Anyway - I was afraid of open toilet tanks, pools and jacuzzis with no water in them, and particularly the drain at the deep end. I recall diving under the deep end to retrieve a sunken plaything, the pressure of more than one atmosphere of chlorinated water crushing my ears. As I approached the drain, I could imagine the monstrous underground machinery which would swing into motion, whirring gears and belts that would create a vaccuum which would suck me into it as easily as the leafy detritus that lapped in the filters. To this day I'm petrified of putting my hand into the toilet or the toilet tank; I guess for the same reason.

So, I don't know if the oceans and seas of the world qualify as "water-filled things", but I'm definitely more comfortable in the shark-filled sea, with 50 pounds of supplies strapped to my back, breathing compressed air from a plastic device gripped between my teeth, than I am in a bathroom with an overflowing toilet, for example.

When I was 9 or 10, we lived in a fairly modern but poorly-built apartment building in Concord. Seems like the master bathroom, which was my brother's, had the most problems; poor ventilation resulted in lush green growths of mold and mildew, and the toilet had constant regurgitation problems. Whenever the toilet clogged and the water began rising in a slow swirl towards the lip of the bowl, I'd run howling out of the room. It was David's toilet, and David's bathroom; let him deal with it!

Once I used the toilet before hitting the shower in David's bathroom. I guess I moved a lot faster then, because I was in the shower with the water running before the toilet even finished flushing; and I never saw the water pouring down the lip in a miniature Horseshoe Falls onto the '70's gold linoleum, and I never heard the crisp splattering onto the floor which should have been a soft swishing down into the bowl.

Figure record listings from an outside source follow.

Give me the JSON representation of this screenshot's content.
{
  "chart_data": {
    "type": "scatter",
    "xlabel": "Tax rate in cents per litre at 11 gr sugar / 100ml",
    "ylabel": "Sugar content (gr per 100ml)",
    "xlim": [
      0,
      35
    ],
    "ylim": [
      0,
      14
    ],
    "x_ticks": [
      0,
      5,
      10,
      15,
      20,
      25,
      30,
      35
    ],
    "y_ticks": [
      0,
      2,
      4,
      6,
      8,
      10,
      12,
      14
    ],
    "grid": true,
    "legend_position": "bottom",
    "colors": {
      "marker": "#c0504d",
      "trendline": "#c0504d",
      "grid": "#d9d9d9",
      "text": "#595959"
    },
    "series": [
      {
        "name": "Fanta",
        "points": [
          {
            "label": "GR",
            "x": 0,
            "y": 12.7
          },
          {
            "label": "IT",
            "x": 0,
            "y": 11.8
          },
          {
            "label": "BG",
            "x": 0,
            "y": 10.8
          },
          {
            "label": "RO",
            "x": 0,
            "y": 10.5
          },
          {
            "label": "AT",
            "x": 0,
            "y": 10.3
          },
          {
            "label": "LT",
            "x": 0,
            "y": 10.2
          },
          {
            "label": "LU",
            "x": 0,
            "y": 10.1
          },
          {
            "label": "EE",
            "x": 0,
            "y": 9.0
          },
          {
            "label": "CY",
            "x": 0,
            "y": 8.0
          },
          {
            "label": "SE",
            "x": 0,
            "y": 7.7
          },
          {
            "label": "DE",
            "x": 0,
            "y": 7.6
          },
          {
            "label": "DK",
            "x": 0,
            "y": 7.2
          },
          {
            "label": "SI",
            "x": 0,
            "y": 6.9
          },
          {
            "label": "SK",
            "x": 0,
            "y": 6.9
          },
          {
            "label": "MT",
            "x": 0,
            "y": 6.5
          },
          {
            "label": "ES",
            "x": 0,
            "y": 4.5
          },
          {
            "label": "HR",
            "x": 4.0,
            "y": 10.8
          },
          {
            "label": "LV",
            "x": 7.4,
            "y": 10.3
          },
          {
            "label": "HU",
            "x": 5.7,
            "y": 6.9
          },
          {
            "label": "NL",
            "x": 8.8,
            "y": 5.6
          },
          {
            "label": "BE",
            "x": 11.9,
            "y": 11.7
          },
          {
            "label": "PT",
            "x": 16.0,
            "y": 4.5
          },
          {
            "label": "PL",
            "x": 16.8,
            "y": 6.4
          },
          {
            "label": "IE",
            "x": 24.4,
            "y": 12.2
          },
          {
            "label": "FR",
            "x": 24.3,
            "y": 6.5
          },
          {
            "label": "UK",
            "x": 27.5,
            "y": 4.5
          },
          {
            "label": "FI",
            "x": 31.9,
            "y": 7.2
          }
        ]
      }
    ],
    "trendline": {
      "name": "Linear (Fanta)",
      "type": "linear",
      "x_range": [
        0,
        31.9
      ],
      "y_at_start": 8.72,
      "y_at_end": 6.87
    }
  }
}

I finished my shower, turned off the water, and happy as a clam, warm and toasty, slid open the clouded-glass shower door and stepped onto the - *aack*! - cold, wet, toilet-water flooded horror. "DAVID! DAAAY-VID!", I screamed.

David was probably somewhat annoyed, but not nearly as horrified as myself. I was babbling that I was cornered, stuck in the shower. There was no way in hell I was going to trapse across Lake Toiletwater to the safety of my own bedroom, and I couldn't bring myself to stand on the toilet lid, to climb over the counter and out the door. I had an idea for David to bring me my roller skates.

So, yes that's how I got out of the flooded bathroom. And yet, every two months I manage to open my own toilet tank, stamped on the inside of the lid with the ancient birthdate of 11/1/1898, and plunk a chlorine hockey puck down inside without collapsing with anxiety.

But I really would rather be in the mid-Atlantic with a giant squid coiled around my ankle.